Material that doesn’t waste her time.
Where will future Christian radio air talent come from?
As much as YouTube serves up a glut of mediocre talent in all forms, it also provides us personalities who are organically gaining their own following. We’d be wise to search out people with a fan base already creating content worth hearing and developing them into great on-air talent.
Generally speaking to the industry what are the biggest obstacles facing Christian radio?
The obstacles are what they’ve always been – how to remain relevant and worthy of our listeners’ time when there’s so much competing for their attention. When we lose focus of whom we serve and the gift that it is to do this every day, it’s time to do something else.
Who are your radio heroes and influences? and why?
* I’ve always appreciated the owners and managers who could do my job as well as I could yet never made me feel less important.
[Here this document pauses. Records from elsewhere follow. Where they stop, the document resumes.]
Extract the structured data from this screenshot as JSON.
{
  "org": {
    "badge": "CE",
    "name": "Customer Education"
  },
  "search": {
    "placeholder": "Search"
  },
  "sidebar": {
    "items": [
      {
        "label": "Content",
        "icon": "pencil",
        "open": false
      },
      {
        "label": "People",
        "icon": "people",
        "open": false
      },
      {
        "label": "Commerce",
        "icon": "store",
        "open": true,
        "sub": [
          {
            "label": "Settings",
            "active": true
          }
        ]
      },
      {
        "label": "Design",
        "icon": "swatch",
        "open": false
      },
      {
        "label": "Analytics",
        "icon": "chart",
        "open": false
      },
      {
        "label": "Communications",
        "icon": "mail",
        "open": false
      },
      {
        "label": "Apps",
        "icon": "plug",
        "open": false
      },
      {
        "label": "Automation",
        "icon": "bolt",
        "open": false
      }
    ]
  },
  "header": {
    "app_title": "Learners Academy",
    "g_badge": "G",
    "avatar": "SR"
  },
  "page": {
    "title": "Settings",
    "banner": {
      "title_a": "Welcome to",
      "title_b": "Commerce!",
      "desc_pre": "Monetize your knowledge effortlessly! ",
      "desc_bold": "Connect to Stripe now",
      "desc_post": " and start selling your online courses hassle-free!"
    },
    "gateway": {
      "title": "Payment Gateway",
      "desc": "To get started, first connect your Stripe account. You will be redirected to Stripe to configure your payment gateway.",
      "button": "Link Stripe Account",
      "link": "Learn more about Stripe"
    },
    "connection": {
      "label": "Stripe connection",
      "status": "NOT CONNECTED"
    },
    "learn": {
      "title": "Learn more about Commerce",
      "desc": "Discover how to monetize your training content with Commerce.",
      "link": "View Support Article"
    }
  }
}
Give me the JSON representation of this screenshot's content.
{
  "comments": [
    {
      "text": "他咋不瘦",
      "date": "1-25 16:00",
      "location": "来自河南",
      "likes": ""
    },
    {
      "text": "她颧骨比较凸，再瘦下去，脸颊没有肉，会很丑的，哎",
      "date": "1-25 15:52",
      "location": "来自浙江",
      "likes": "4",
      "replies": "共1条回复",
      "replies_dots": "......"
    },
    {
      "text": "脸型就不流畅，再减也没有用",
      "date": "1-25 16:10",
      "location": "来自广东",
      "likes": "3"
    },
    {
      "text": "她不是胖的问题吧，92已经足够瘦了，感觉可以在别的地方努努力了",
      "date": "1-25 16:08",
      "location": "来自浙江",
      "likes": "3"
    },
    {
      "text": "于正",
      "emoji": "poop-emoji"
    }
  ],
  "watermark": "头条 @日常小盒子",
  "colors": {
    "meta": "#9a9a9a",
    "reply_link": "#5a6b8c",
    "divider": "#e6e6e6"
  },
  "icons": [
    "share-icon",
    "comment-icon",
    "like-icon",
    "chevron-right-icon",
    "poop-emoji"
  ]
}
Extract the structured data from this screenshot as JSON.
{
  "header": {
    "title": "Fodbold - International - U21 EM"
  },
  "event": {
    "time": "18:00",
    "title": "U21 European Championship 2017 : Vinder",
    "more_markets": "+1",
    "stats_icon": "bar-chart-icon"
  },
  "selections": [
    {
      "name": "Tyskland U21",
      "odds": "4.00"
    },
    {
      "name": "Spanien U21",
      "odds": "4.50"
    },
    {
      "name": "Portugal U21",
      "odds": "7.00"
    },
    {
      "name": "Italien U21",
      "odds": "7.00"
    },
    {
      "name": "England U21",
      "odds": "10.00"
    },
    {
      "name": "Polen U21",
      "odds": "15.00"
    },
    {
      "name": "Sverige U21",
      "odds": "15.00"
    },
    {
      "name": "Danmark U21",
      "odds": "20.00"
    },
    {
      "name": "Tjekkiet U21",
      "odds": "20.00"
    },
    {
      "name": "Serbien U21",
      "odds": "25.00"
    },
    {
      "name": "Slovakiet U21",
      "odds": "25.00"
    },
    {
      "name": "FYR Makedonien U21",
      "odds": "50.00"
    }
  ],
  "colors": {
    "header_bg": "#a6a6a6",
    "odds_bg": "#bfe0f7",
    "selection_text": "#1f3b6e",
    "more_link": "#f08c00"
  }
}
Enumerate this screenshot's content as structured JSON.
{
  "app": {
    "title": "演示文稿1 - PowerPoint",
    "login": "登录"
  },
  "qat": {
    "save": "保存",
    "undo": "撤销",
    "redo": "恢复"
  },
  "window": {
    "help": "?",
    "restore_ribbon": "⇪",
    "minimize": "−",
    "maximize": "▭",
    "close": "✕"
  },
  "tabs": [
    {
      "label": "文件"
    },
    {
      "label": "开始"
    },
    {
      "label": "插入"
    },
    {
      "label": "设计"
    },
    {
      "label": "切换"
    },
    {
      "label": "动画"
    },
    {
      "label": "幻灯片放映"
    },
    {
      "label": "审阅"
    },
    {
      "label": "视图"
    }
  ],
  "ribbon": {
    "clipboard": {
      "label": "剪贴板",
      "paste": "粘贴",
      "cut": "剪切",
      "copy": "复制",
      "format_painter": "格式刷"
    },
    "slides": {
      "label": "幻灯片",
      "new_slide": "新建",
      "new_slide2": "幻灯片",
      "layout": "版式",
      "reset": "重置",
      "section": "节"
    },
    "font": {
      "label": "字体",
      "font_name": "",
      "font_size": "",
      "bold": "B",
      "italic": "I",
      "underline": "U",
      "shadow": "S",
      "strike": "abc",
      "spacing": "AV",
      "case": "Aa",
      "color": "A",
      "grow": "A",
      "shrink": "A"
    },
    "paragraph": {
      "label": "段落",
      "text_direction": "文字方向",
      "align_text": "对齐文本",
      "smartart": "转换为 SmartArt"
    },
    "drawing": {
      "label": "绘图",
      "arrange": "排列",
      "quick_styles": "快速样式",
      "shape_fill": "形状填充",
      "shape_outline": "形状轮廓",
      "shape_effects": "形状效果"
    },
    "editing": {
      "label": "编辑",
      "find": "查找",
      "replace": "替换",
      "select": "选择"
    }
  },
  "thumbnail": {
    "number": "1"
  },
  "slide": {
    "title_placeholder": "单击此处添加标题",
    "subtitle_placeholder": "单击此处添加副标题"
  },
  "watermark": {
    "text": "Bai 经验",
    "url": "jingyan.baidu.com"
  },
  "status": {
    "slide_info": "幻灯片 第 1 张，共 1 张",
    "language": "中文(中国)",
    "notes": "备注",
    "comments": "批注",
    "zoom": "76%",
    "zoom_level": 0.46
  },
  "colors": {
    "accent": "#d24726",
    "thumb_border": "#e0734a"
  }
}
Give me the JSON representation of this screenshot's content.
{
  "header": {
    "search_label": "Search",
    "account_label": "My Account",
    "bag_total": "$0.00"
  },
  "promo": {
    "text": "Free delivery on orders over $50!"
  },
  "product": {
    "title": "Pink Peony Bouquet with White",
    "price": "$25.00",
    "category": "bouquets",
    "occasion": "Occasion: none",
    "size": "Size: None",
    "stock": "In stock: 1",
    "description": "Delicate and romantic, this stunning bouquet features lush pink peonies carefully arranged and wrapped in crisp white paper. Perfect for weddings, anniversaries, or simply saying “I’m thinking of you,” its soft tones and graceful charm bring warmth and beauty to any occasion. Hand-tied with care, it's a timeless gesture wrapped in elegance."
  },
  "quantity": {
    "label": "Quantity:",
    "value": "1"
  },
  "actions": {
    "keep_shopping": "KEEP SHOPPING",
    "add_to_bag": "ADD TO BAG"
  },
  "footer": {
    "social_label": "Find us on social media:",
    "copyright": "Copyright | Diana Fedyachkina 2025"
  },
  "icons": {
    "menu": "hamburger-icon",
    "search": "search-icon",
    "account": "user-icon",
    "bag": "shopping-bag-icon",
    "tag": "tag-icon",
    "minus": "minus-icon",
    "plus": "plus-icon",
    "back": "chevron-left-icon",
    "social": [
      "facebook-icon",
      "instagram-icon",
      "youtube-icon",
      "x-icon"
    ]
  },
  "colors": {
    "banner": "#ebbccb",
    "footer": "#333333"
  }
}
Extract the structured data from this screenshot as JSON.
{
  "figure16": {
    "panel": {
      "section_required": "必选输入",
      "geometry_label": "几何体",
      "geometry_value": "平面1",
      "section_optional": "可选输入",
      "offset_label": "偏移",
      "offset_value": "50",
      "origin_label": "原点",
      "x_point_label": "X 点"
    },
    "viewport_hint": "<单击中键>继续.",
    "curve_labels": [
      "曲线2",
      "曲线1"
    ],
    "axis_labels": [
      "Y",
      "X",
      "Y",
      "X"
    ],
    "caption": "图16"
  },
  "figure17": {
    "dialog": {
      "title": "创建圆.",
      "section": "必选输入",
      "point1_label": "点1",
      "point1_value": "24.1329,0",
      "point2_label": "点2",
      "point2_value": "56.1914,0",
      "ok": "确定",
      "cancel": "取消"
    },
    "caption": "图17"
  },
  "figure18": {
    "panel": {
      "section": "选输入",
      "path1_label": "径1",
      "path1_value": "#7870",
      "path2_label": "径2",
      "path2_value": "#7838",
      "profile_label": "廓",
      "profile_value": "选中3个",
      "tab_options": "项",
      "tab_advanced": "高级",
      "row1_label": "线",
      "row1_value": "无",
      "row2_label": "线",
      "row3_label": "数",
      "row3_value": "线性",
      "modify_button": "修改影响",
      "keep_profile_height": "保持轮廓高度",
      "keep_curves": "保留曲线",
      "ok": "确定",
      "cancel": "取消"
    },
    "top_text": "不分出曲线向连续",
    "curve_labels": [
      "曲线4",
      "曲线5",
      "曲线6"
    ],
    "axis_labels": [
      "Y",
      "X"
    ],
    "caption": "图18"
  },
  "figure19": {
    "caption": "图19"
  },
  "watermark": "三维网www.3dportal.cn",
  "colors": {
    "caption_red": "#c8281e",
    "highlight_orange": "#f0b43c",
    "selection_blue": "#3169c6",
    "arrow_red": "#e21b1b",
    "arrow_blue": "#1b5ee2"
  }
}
Not only did they put in their time early on, but their expectations were realistic and example obvious.
* It used to be a slick edit or hitting the post that impressed me; now I’m challenged and captivated by talent who can tell a story that makes me lean in at the very beginning and takes me along on the journey until the very last words spoken are the ones I didn’t see coming.
* Writers of great lyrics, music, and imagery are vital to what I program – I’m grateful for people whom God has gifted with these talents and for those who work with them.
* As an implementer, I wouldn’t have anything to do if it weren’t for the people who have a vision for what could be and it is a joy to work at making the station become what they envision.
* The people who work at or around the station who aren’t on air and don’t want to be – they remind me that no matter what we’re called to do there is no less joy in serving God than when we are giving our best.